O que é liberdade para Zuckerberg?
Carine Roos, pesquisadora em tecnologia, gênero e direitos humanos, fala sobre a decisão da Meta de abrandar o controle sobre postagens nas redes sociais
O recente discurso do CEO da Meta, Mark Zuckerberg pode até parecer um comunicado técnico sobre a atualização das regras da sua empresa. Mas a verdade é que o chefão de uma das big techs vem a público com um statement. E, como sempre, não podemos nem piscar ou perdemos as linhas finas do perigoso contrato que assinamos dia após dia com a Meta.
Ali, em seu posicionamento, está o reflexo direto das tensões ideológicas e políticas que atravessam o mundo contemporâneo. Zuckerberg diz defender uma nova “liberdade” na Meta: aquela "nada de novo sob o sol" que, disfarçada de inovação, perpetua o status quo e reforça estruturas de poder que beneficiam uma minoria privilegiada.
É inquietante ouvir um bilionário da tecnologia falar de liberdade de forma tão seletiva. Ela pertencerá àqueles capazes de manipular narrativas, desestabilizar governos e prosperar no caos.
Estamos assistindo à consolidação de uma hegemonia digital, onde as regras não são estabelecidas por governos democráticos, mas pelas plataformas nada neutras que mediam nossas vidas online.
Para aprofundar a análise desse cenário, conversamos com Carine Roos, pesquisadora em tecnologia, gênero e direitos humanos, com mestrado em Gênero pela LSE. Fundadora da Newa e autora da newsletter "The Hidden Politics of AI" (As políticas escondidas da IA), Carine analisa o impacto das big techs em direitos digitais e governança democrática, com foco no Sul Global.
Como você vê o conceito de liberdade que Mark Zuckerberg defende?
Carine Roos – Zuckerberg apresenta um conceito de liberdade que, à primeira vista, parece amplificar vozes, mas que, na prática, perpetua estruturas de poder existentes. A "liberdade" promovida pela Meta é seletiva, permitindo que certos atores com maior alcance e recursos manipulem narrativas e ampliem desigualdades. Essa abordagem distorce o ideal de liberdade, pois privilegia a influência de poucos sobre a segurança e os direitos da maioria.
A Meta está se tornando uma força que supera os governos na definição de regras. Qual a sua previsão para o futuro das relações entre setor privado e governo? E relações internacionais?
Carine Roos – A Meta e outras big techs já se posicionam como potências regulatórias, moldando regras que afetam milhões de pessoas sem a transparência ou a legitimidade que governos democráticos devem oferecer.
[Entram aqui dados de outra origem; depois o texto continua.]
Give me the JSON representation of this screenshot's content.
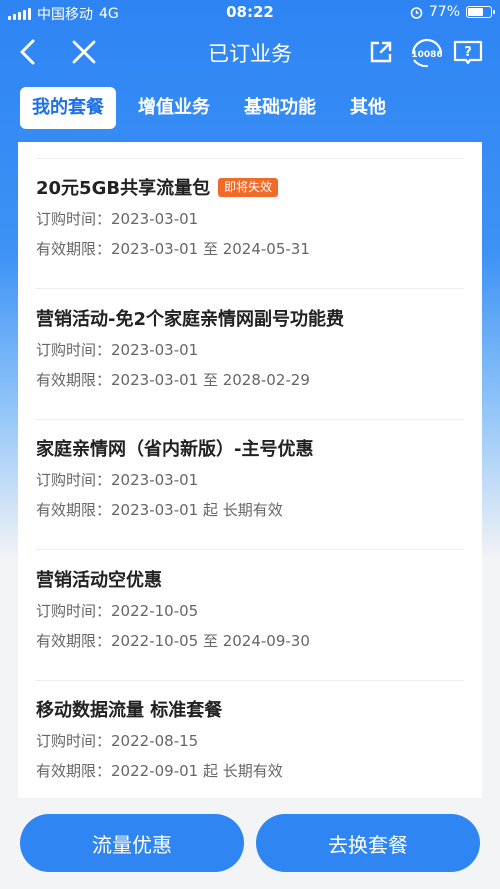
{
  "status_bar": {
    "carrier": "中国移动",
    "network": "4G",
    "time": "08:22",
    "battery": "77%",
    "battery_level": 0.77
  },
  "nav": {
    "title": "已订业务",
    "service_number": "10086"
  },
  "tabs": [
    {
      "label": "我的套餐",
      "active": true
    },
    {
      "label": "增值业务",
      "active": false
    },
    {
      "label": "基础功能",
      "active": false
    },
    {
      "label": "其他",
      "active": false
    }
  ],
  "packages": [
    {
      "name": "20元5GB共享流量包",
      "badge": "即将失效",
      "order_label": "订购时间：",
      "order_date": "2023-03-01",
      "valid_label": "有效期限：",
      "valid_period": "2023-03-01 至 2024-05-31"
    },
    {
      "name": "营销活动-免2个家庭亲情网副号功能费",
      "badge": "",
      "order_label": "订购时间：",
      "order_date": "2023-03-01",
      "valid_label": "有效期限：",
      "valid_period": "2023-03-01 至 2028-02-29"
    },
    {
      "name": "家庭亲情网（省内新版）-主号优惠",
      "badge": "",
      "order_label": "订购时间：",
      "order_date": "2023-03-01",
      "valid_label": "有效期限：",
      "valid_period": "2023-03-01 起 长期有效"
    },
    {
      "name": "营销活动空优惠",
      "badge": "",
      "order_label": "订购时间：",
      "order_date": "2022-10-05",
      "valid_label": "有效期限：",
      "valid_period": "2022-10-05 至 2024-09-30"
    },
    {
      "name": "移动数据流量 标准套餐",
      "badge": "",
      "order_label": "订购时间：",
      "order_date": "2022-08-15",
      "valid_label": "有效期限：",
      "valid_period": "2022-09-01 起 长期有效"
    }
  ],
  "buttons": {
    "left": "流量优惠",
    "right": "去换套餐"
  },
  "colors": {
    "primary": "#2f86f2",
    "badge": "#f06a2a",
    "active_tab_text": "#1f6fe6"
  }
}
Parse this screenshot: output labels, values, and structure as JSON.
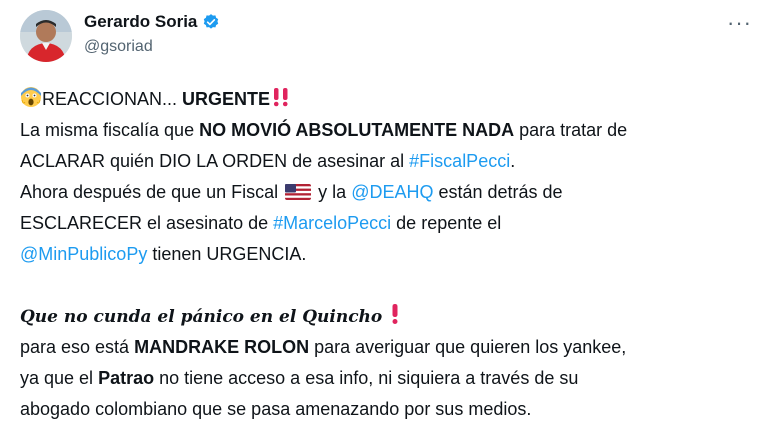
{
  "author": {
    "name": "Gerardo Soria",
    "handle": "@gsoriad"
  },
  "icons": {
    "more": "more-options-icon",
    "verified": "verified-badge-icon",
    "scream": "face-screaming-emoji",
    "double_exclamation": "double-exclamation-emoji",
    "exclamation": "exclamation-emoji",
    "flag": "us-flag-emoji"
  },
  "colors": {
    "link": "#1d9bf0",
    "text": "#0f1419",
    "muted": "#536471",
    "accent_red": "#e0245e"
  },
  "tweet": {
    "l1_a": "REACCIONAN... ",
    "l1_b": "URGENTE",
    "l2_a": "La misma fiscalía que ",
    "l2_b": "NO MOVIÓ ABSOLUTAMENTE NADA",
    "l2_c": " para tratar de",
    "l3_a": "ACLARAR quién DIO LA ORDEN de asesinar al ",
    "l3_link": "#FiscalPecci",
    "l3_b": ".",
    "l4_a": "Ahora después de que un Fiscal ",
    "l4_b": " y la ",
    "l4_link": "@DEAHQ",
    "l4_c": " están detrás de",
    "l5_a": "ESCLARECER el asesinato de ",
    "l5_link": "#MarceloPecci",
    "l5_b": " de repente el",
    "l6_link": "@MinPublicoPy",
    "l6_a": " tienen URGENCIA.",
    "l7": "Que no cunda el pánico en el Quincho ",
    "l8_a": "para eso está ",
    "l8_b": "MANDRAKE ROLON",
    "l8_c": " para averiguar que quieren los yankee,",
    "l9_a": "ya que el ",
    "l9_b": "Patrao",
    "l9_c": " no tiene acceso a esa info, ni siquiera a través de su",
    "l10": "abogado colombiano que se pasa amenazando por sus medios."
  }
}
No futuro, veremos tensões crescentes entre plataformas e estados, com governos tentando recuperar soberania regulatória enquanto enfrentam o lobby agressivo das empresas.
Internacionalmente, as big techs podem atuar como intermediárias de influência política, muitas vezes alinhadas a interesses econômicos e geopolíticos específicos, o que ameaça as estruturas multilaterais e os princípios de direitos humanos.
Essa mudança reflete o excepcionalismo americano digital? Como isso impacta a soberania de outras nações?
Carine Roos – Sim, o comportamento da Meta reflete o excepcionalismo americano digital, no qual as big techs impõem seus próprios interesses globais, muitas vezes ignorando legislações locais. Isso impacta diretamente a soberania de outras nações, que são forçadas a se adequar às regras de empresas sediadas nos EUA.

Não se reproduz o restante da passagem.